The IP I do get in the router advertisement, prefix info option (3), length 32 (4): 2001:xxx:xxxx::/64, does belong to the ISP though if I do lookup.

8

By default Linux routers don't listen to RAs. Specifically, if the ipv6 sysctl for ip_forwarding is set, then you have to set accept_ra = 2 on the interface for it to listen to the RAs.

Normally a router does a Prefix Delegation request through DHCPv6 and a compliant good working ISP should by default return a delegated /56 prefix unless you specifically ask for a /48 in which it should return a /48. In practice ISPs are generally *****ed up in their IPv6 handling, and either don't know what they're doing, or are attempting to intentionally perpetuate IP scarcity by handing out only /64 prefixes which are the smallest possible compliant prefix and is quite simply a broken config.
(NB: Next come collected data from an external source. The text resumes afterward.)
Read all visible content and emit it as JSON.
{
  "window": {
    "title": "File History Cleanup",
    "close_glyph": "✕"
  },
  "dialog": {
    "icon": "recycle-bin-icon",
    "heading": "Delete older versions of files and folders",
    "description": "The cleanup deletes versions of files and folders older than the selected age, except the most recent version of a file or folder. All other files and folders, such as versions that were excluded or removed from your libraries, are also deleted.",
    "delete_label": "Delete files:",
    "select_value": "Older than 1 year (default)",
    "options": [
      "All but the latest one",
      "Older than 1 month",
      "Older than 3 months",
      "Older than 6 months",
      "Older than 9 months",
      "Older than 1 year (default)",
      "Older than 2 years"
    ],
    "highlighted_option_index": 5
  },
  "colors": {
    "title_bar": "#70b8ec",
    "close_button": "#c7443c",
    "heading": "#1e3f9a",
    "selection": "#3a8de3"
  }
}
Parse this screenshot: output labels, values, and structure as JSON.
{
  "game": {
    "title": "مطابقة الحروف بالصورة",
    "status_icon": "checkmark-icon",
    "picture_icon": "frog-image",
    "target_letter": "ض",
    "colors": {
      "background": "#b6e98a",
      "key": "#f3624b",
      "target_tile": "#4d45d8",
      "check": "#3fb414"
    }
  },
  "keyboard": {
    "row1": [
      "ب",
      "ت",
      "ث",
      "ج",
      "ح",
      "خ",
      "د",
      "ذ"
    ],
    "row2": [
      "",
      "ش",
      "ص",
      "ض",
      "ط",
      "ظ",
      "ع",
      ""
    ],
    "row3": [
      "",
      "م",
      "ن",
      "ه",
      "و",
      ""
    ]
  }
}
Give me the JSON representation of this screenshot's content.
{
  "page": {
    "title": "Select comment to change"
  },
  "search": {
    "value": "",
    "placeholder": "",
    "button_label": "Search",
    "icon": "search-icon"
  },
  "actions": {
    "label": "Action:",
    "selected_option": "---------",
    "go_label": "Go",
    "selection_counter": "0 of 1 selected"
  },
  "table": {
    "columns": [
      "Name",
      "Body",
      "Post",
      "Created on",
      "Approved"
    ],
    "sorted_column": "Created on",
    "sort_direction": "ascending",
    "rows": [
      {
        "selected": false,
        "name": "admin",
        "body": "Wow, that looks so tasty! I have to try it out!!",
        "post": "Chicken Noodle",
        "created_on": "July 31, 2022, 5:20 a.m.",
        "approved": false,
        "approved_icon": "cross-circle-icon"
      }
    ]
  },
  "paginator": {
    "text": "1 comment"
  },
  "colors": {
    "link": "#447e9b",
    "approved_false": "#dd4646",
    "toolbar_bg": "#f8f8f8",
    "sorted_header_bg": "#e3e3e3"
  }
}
Some ISPs even hand out a single /128 address.

2 Likes
9

The RA is coming from the ISP, however the ISP is not replying to the DHCP solicits, which is a different protocol.

1 Like
10

Thanks for the help guys!

Turns out the ISP had messed up their config - they corrected it and I now get a /56 and everything seems to work well!

2 Likes
11

WOOT an ISP that has its stuff together

12

This topic was automatically closed 10 days after the last reply. New replies are no longer allowed.